Today, Bowman said there was now a “clear path” to delivering on that promise.
Sky said it received an updated offer, but it fell well short of what the board thinks the company is worth.
Others in strife
Chief executive Sophie Moloney said there had been 7 million Rugby World Cup streams across Sky Go and Sky Sport Now.
Bowman highlighted others’ strife, noting the demise of Spark Sport, and saying that “on the global stage, the rush to streaming has resulted in a sea of over US$9 billion in red ink”.
He added, “The local state-owned broadcaster, TVNZ, is also facing uncertainty given the failed merger with RNZ, changes in leadership, and a likely change in mission under a new Government. We have long been of the view that local players in our small market have more to gain from working in partnership with each other, particularly where we can deliver great local sport and entertainment to New Zealanders in ways that work for them, and we will continue to advocate for this approach.”
Bowman underlined that while Sky could potentially lose exclusivity to some content in the future - he used HBO’s Max as an example - the change would be reflected in what Sky paid for rights. Sky looked forward to “robust but constructive negotiations” with the new leadership of NZ Rugby’s commercial arm.
Mystery buyer snubbed
Earlier, in an NZX filing, Sky offered more colour on its decision to snub the mystery buyer.
“Yesterday, Sky received an updated NBIO [non-binding investment offer] from the third party (which remained highly conditional and non-binding), proposing a transaction at a value range which falls short of the board’s view of the fair intrinsic value of Sky and, based on recent unsolicited feedback, the view of a number of Sky’s institutional shareholders,” the firm said in a statement.

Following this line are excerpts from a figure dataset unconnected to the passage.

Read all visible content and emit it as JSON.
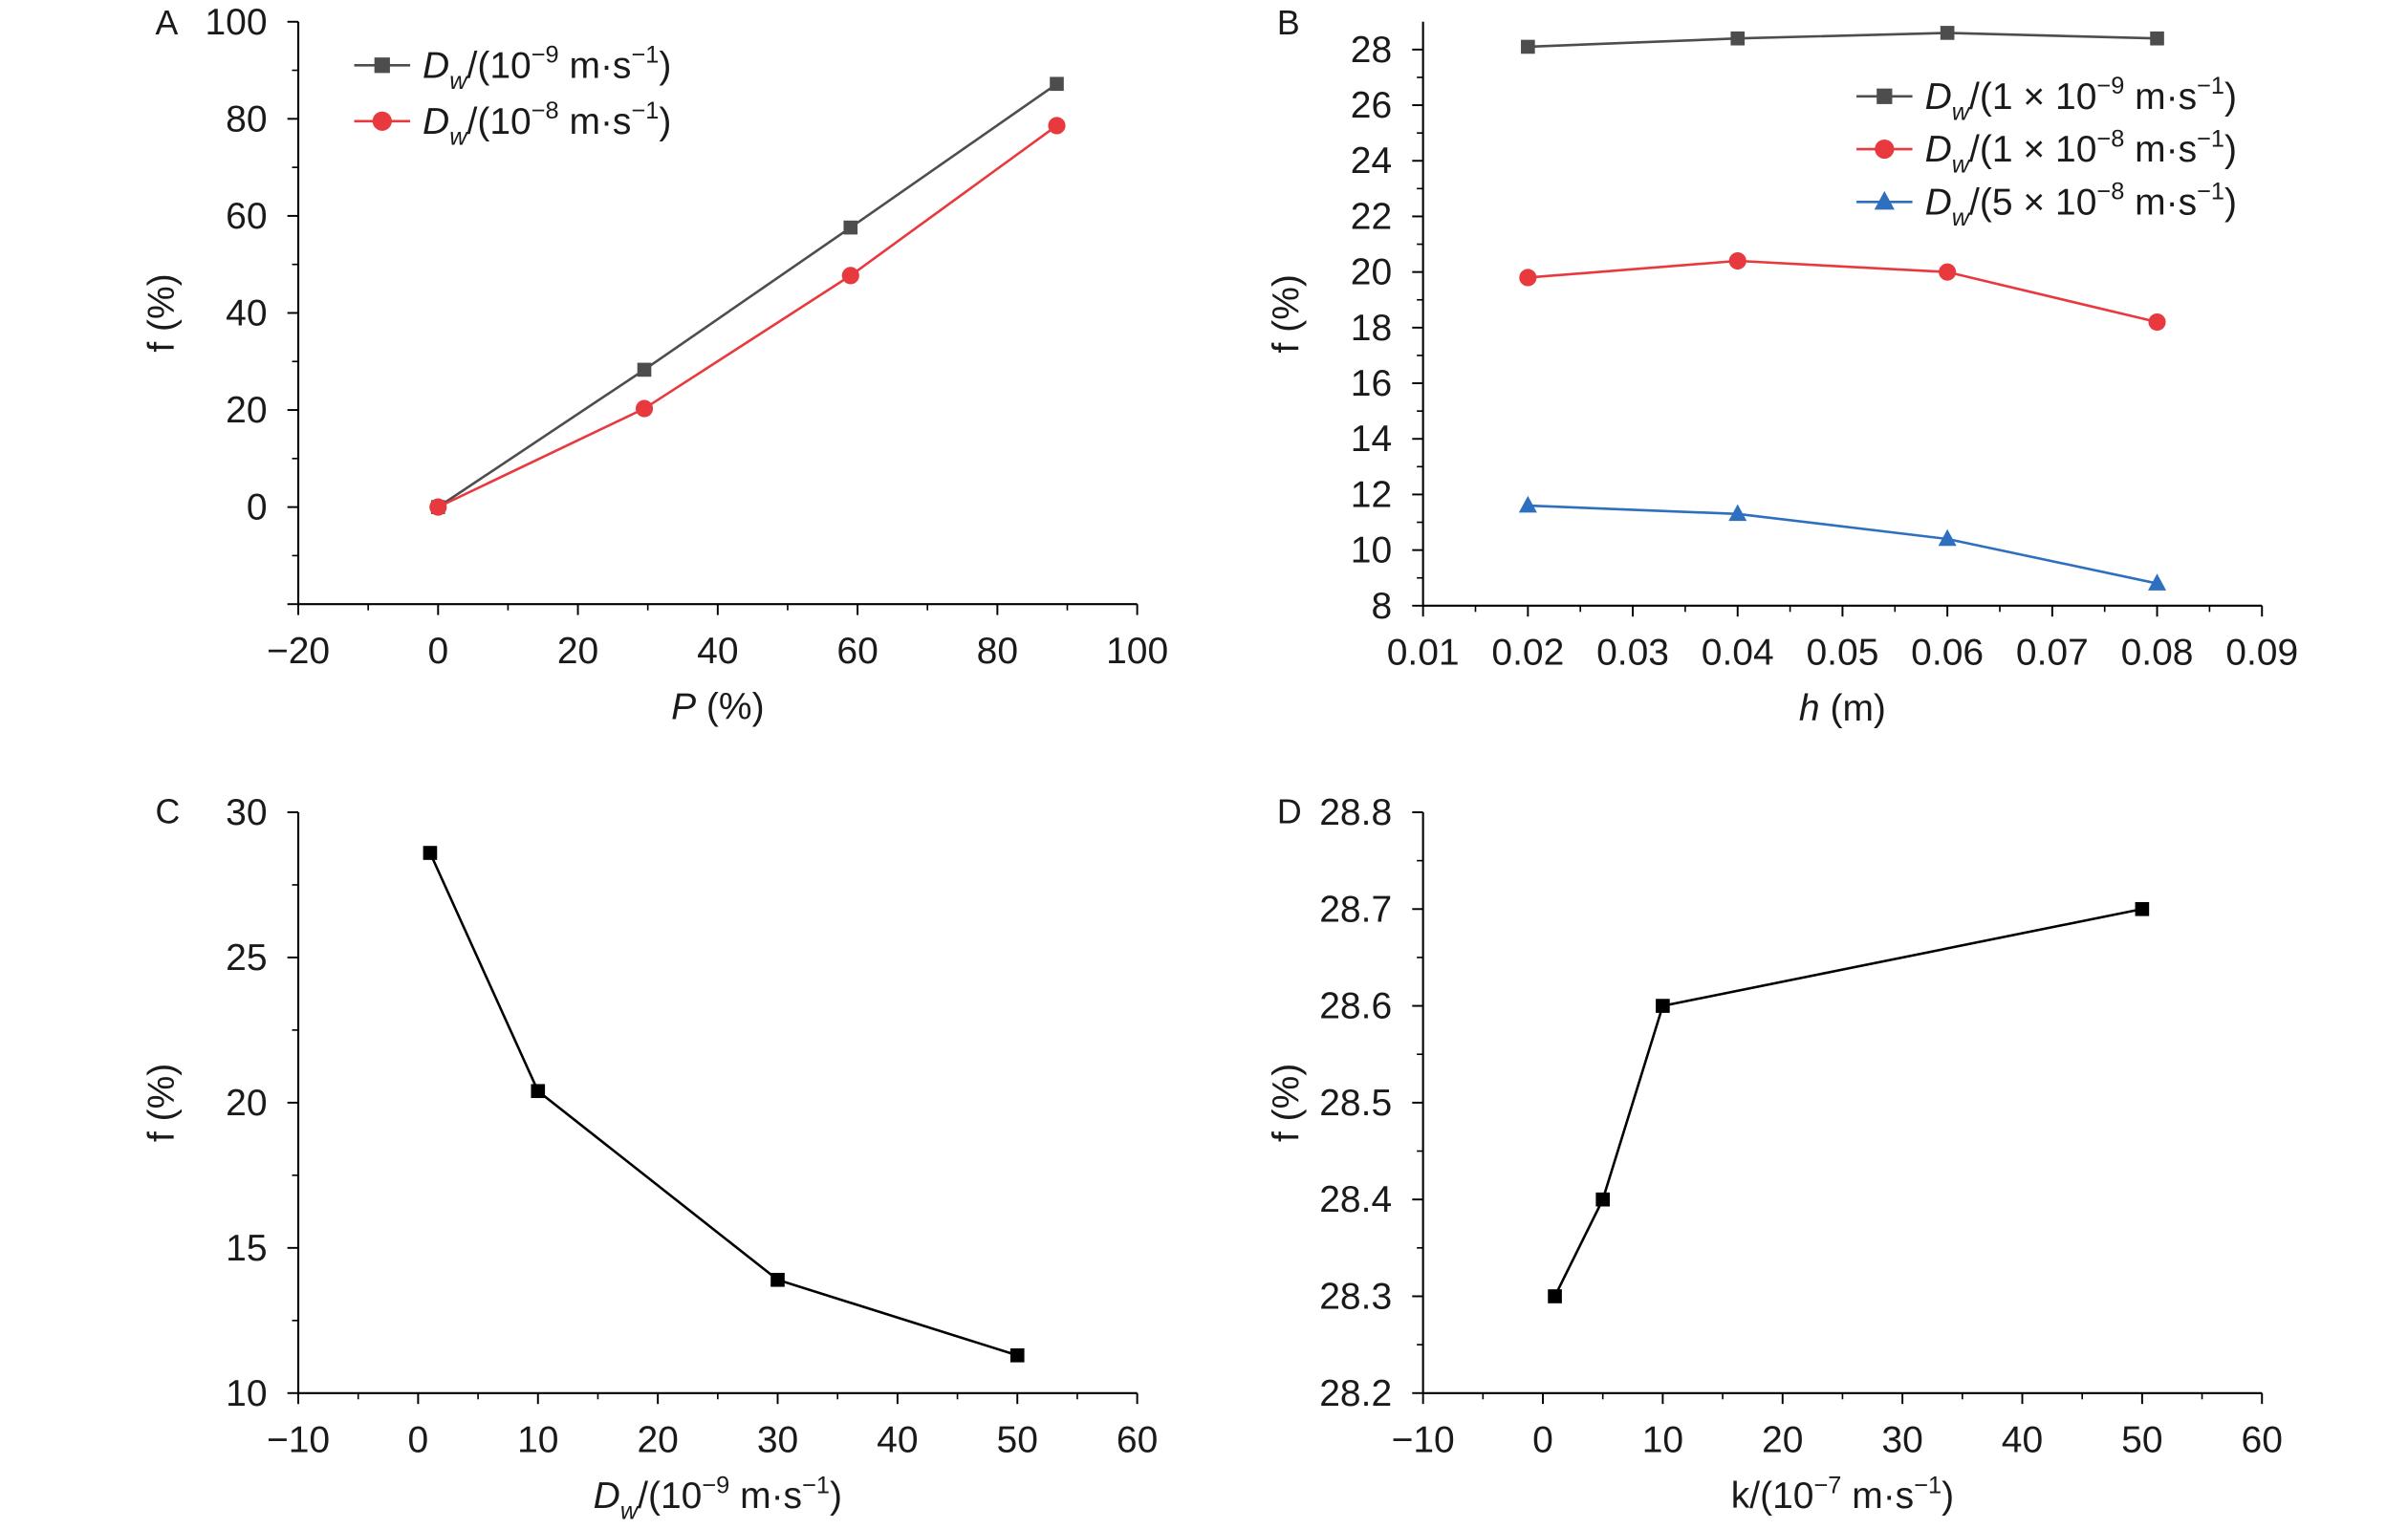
{
  "chart_data": [
    {
      "panel": "A",
      "type": "line",
      "xlabel": "*P* (%)",
      "ylabel": "f (%)",
      "xlim": [
        -20,
        100
      ],
      "ylim": [
        -20,
        100
      ],
      "xticks": [
        -20,
        0,
        20,
        40,
        60,
        80,
        100
      ],
      "yticks": [
        0,
        20,
        40,
        60,
        80,
        100
      ],
      "legend": "top-left",
      "grid": false,
      "series": [
        {
          "name": "*D*_{*w*}/(10^{−9} m·s^{−1})",
          "color": "#4d4d4d",
          "marker": "square",
          "x": [
            0,
            29.5,
            59,
            88.5
          ],
          "y": [
            0,
            28.3,
            57.6,
            87.2
          ]
        },
        {
          "name": "*D*_{*w*}/(10^{−8} m·s^{−1})",
          "color": "#e8393f",
          "marker": "circle",
          "x": [
            0,
            29.5,
            59,
            88.5
          ],
          "y": [
            0,
            20.3,
            47.7,
            78.6
          ]
        }
      ]
    },
    {
      "panel": "B",
      "type": "line",
      "xlabel": "*h* (m)",
      "ylabel": "f (%)",
      "xlim": [
        0.01,
        0.09
      ],
      "ylim": [
        8,
        29
      ],
      "xticks": [
        0.01,
        0.02,
        0.03,
        0.04,
        0.05,
        0.06,
        0.07,
        0.08,
        0.09
      ],
      "yticks": [
        8,
        10,
        12,
        14,
        16,
        18,
        20,
        22,
        24,
        26,
        28
      ],
      "legend": "top-right",
      "grid": false,
      "series": [
        {
          "name": "*D*_{*w*}/(1 × 10^{−9} m·s^{−1})",
          "color": "#4d4d4d",
          "marker": "square",
          "x": [
            0.02,
            0.04,
            0.06,
            0.08
          ],
          "y": [
            28.1,
            28.4,
            28.6,
            28.4
          ]
        },
        {
          "name": "*D*_{*w*}/(1 × 10^{−8} m·s^{−1})",
          "color": "#e8393f",
          "marker": "circle",
          "x": [
            0.02,
            0.04,
            0.06,
            0.08
          ],
          "y": [
            19.8,
            20.4,
            20.0,
            18.2
          ]
        },
        {
          "name": "*D*_{*w*}/(5 × 10^{−8} m·s^{−1})",
          "color": "#2e6fbf",
          "marker": "triangle",
          "x": [
            0.02,
            0.04,
            0.06,
            0.08
          ],
          "y": [
            11.6,
            11.3,
            10.4,
            8.8
          ]
        }
      ]
    },
    {
      "panel": "C",
      "type": "line",
      "xlabel": "*D*_{*w*}/(10^{−9} m·s^{−1})",
      "ylabel": "f (%)",
      "xlim": [
        -10,
        60
      ],
      "ylim": [
        10,
        30
      ],
      "xticks": [
        -10,
        0,
        10,
        20,
        30,
        40,
        50,
        60
      ],
      "yticks": [
        10,
        15,
        20,
        25,
        30
      ],
      "grid": false,
      "series": [
        {
          "color": "#000000",
          "marker": "square",
          "x": [
            1,
            10,
            30,
            50
          ],
          "y": [
            28.6,
            20.4,
            13.9,
            11.3
          ]
        }
      ]
    },
    {
      "panel": "D",
      "type": "line",
      "xlabel": "k/(10^{−7} m·s^{−1})",
      "ylabel": "f (%)",
      "xlim": [
        -10,
        60
      ],
      "ylim": [
        28.2,
        28.8
      ],
      "xticks": [
        -10,
        0,
        10,
        20,
        30,
        40,
        50,
        60
      ],
      "yticks": [
        28.2,
        28.3,
        28.4,
        28.5,
        28.6,
        28.7,
        28.8
      ],
      "grid": false,
      "series": [
        {
          "color": "#000000",
          "marker": "square",
          "x": [
            1,
            5,
            10,
            50
          ],
          "y": [
            28.3,
            28.4,
            28.6,
            28.7
          ]
        }
      ]
    }
  ]
}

Before the market opened on October 13 , Sky said it had received a “highly conditional, non-binding preliminary expression of interest” to acquire all of its shares.
The deal created a degree of buzz, with the Australian speculating Atairos - a US private equity fund backed by Comcast - or NZ Rugby investors Silver Lake could be in the frame.
But both firms denied interest when contacted by the Herald.
Some analysts said Sky, which recently reinstated its dividend and topped one million customers as streaming gains finally started to outpace the decline in its satellite business, was an attractive takeover target.
But others saw indicators it was a low-ball, opportunistic offer.
Hamilton Hindin Greene investment adviser Jeremy Sullivan told the Herald it was notable that Sky included its disclosure about the approach as part of a routine update centring on its share buyback programme.
“What that tells me is that Sky, whilst obliged to disclose it, does not feel that it has the legs to go through,” Sullivan said on October 13.
Sky said with the offer now off the table, it will resume its share buyback offer.
Shares, which were trading at $2.47 before the offer, closed yesterday at 2.84.
Chris Keall is an Auckland-based member of the Herald’s business team. He joined the Herald in 2018 and is the technology editor and a senior business writer.